Ante el agotamiento cada vez más patente de la política fósil e inmovilista, Europa se encuentra en una encrucijada. Tiene que escoger entre la Europa negra del sálvese quien pueda o la Europa verde que salva vidas.

Una es la Europa reaccionaria, que amenaza con arrebatar derechos conquistados para la mayoría social. Es la misma Europa xenófoba del refugees go home: la de los nacionalismos exacerbados y los pueblos enfrentados. Es la opción corta de miras y que saca tajada de los problemas sin ponerles solución.

Con la irrupción de Vox y la radicalización del PP, este modelo ya tiene a sus referentes en España. Pero hay otra salida. Una ola verde recorre Europa liderando las esperanzas de cambio de millones de personas. Los Verdes están logrando posicionarse como la principal alternativa progresista en países como Alemania, Holanda o Bélgica. Y lo están haciendo porque, ante los retos económicos, ambientales y sociales del siglo XXI, se premian la visión política, la innovación y la responsabilidad.

Frente al miedo, el odio y los repliegues identitarios, ganan la esperanza, la solidaridad y Europa. Es el momento de traer esta ola de esperanza a España para que el espacio del cambio recupere la ilusión y la iniciativa.

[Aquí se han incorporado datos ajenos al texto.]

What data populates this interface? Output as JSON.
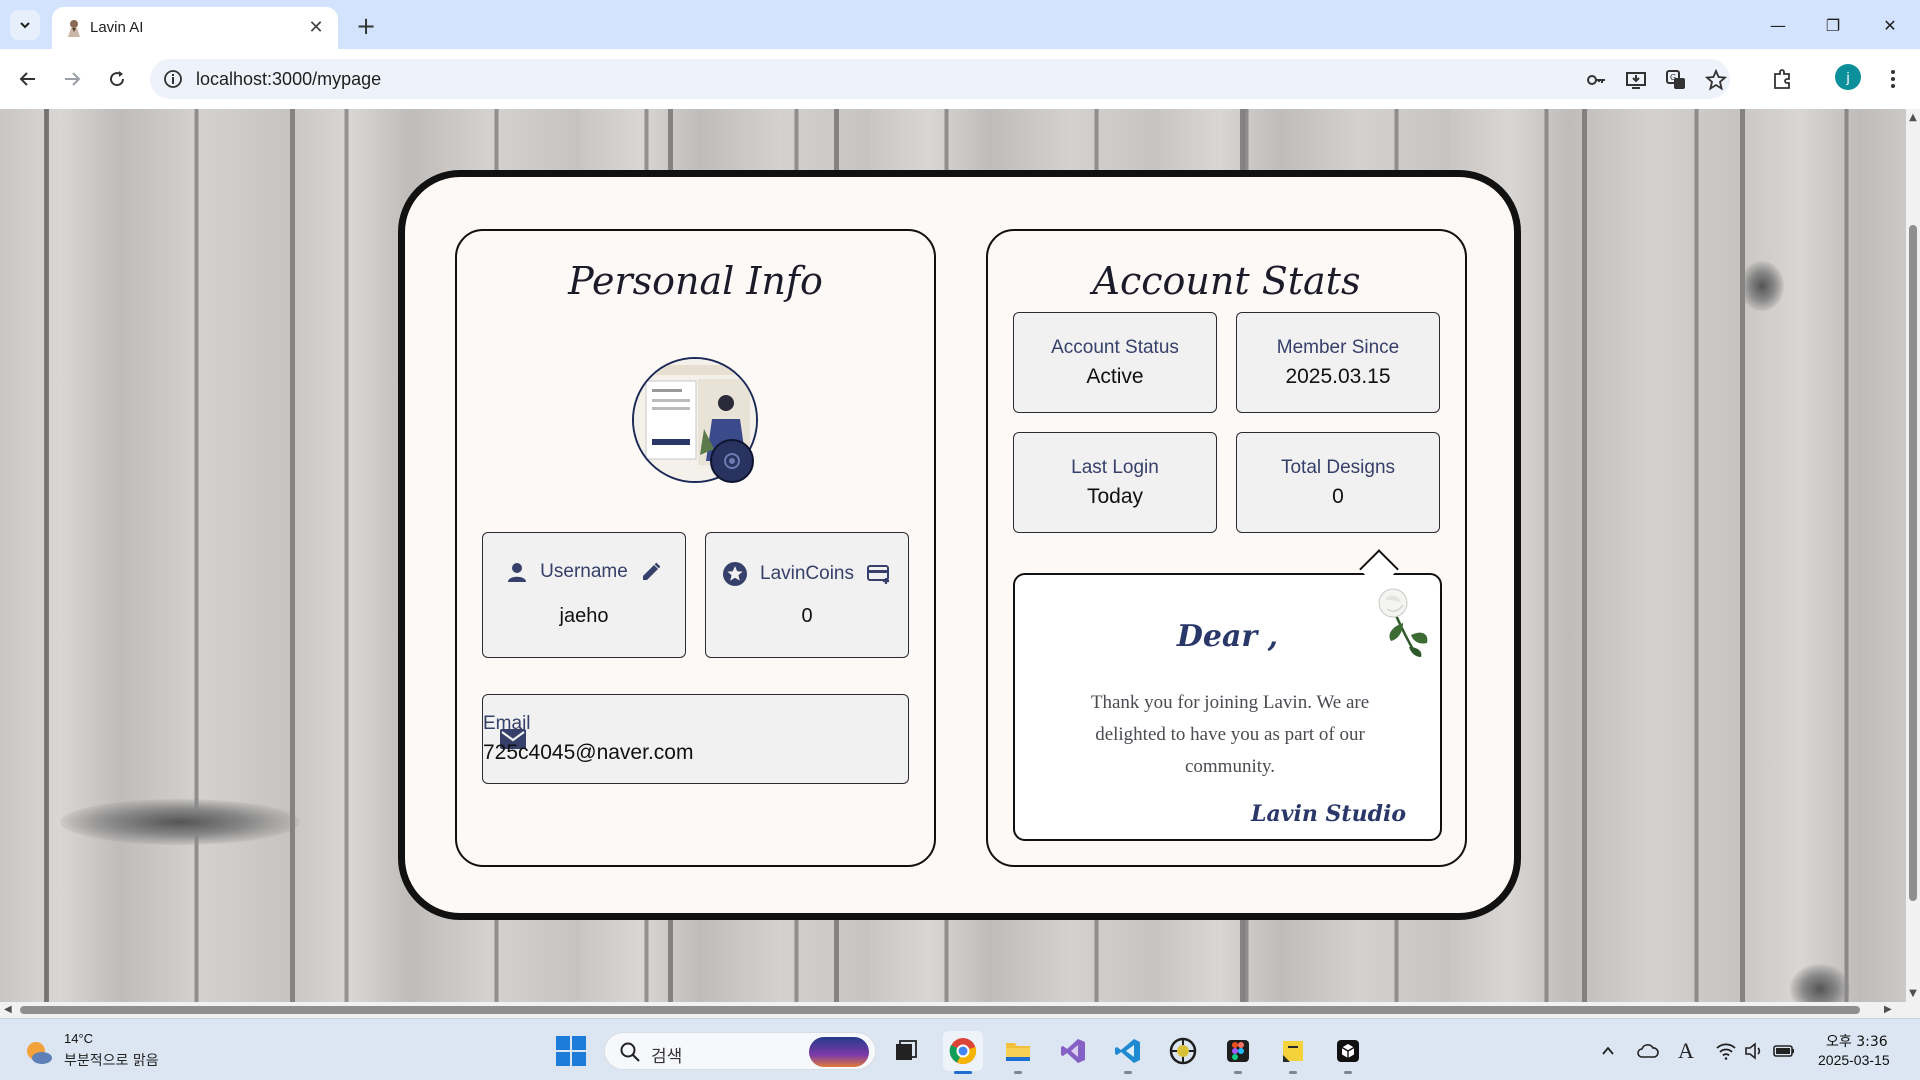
{
  "browser": {
    "tab_title": "Lavin AI",
    "tab_close_glyph": "✕",
    "new_tab_glyph": "+",
    "url": "localhost:3000/mypage",
    "profile_initial": "j",
    "window_controls": {
      "minimize": "—",
      "restore": "❐",
      "close": "✕"
    }
  },
  "personal_info": {
    "title": "Personal Info",
    "username": {
      "label": "Username",
      "value": "jaeho"
    },
    "coins": {
      "label": "LavinCoins",
      "value": "0"
    },
    "email": {
      "label": "Email",
      "value": "725c4045@naver.com"
    }
  },
  "account_stats": {
    "title": "Account Stats",
    "stats": [
      {
        "label": "Account Status",
        "value": "Active"
      },
      {
        "label": "Member Since",
        "value": "2025.03.15"
      },
      {
        "label": "Last Login",
        "value": "Today"
      },
      {
        "label": "Total Designs",
        "value": "0"
      }
    ]
  },
  "letter": {
    "greeting": "Dear ,",
    "body": "Thank you for joining Lavin. We are delighted to have you as part of our community.",
    "signature": "Lavin Studio"
  },
  "taskbar": {
    "weather_temp": "14°C",
    "weather_desc": "부분적으로 맑음",
    "search_placeholder": "검색",
    "clock_time": "오후 3:36",
    "clock_date": "2025-03-15",
    "tray_font_glyph": "A"
  },
  "colors": {
    "accent_navy": "#28335f",
    "label_blue": "#36406a",
    "card_bg": "#fdf9f6",
    "box_bg": "#f1f1f1",
    "tab_strip": "#d3e3fd"
  }
}
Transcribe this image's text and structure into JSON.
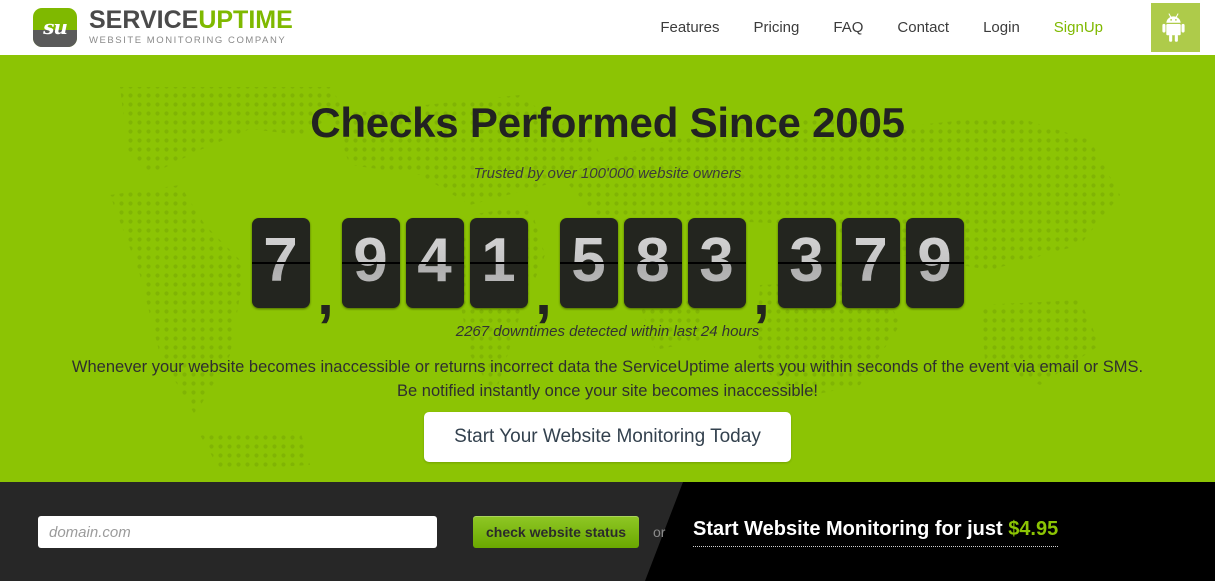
{
  "header": {
    "logo": {
      "mark_glyph": "su",
      "name_primary": "SERVICE",
      "name_accent": "UPTIME",
      "tagline": "WEBSITE MONITORING COMPANY"
    },
    "nav": [
      {
        "label": "Features",
        "accent": false
      },
      {
        "label": "Pricing",
        "accent": false
      },
      {
        "label": "FAQ",
        "accent": false
      },
      {
        "label": "Contact",
        "accent": false
      },
      {
        "label": "Login",
        "accent": false
      },
      {
        "label": "SignUp",
        "accent": true
      }
    ],
    "android_button": {
      "icon": "android-icon",
      "label": ""
    }
  },
  "hero": {
    "title": "Checks Performed Since 2005",
    "subtitle": "Trusted by over 100'000 website owners",
    "counter": {
      "value": "7,941,583,379",
      "digits": [
        "7",
        ",",
        "9",
        "4",
        "1",
        ",",
        "5",
        "8",
        "3",
        ",",
        "3",
        "7",
        "9"
      ]
    },
    "downtimes": "2267 downtimes detected within last 24 hours",
    "description_line1": "Whenever your website becomes inaccessible or returns incorrect data the ServiceUptime alerts you within seconds of the event via email or SMS.",
    "description_line2": "Be notified instantly once your site becomes inaccessible!",
    "cta_label": "Start Your Website Monitoring Today"
  },
  "bottom_bar": {
    "domain_placeholder": "domain.com",
    "domain_value": "",
    "check_label": "check website status",
    "or_label": "or",
    "offer_text": "Start Website Monitoring for just ",
    "offer_price": "$4.95"
  },
  "colors": {
    "hero_green": "#8cc404",
    "accent_green": "#7fb900",
    "android_green": "#aecb4a",
    "bar_dark": "#272727",
    "bar_black": "#000000",
    "digit_tile": "#23251f"
  }
}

Ya hemos demostrado saber cómo hacerlo en las ciudades del cambio como Madrid, Valencia o Barcelona.

Ciudades que salvan vidas, ya sea protegiendo la salud de sus vecinos o abriendo sus puertos y casas a los refugiados que huyen de la barbarie. Lo demuestran también quienes luchan cada día por una transición ecológica justa, hacia un modelo económico, energético y alimentario que ponga en el centro a las personas y el medio ambiente. Está en nuestras manos.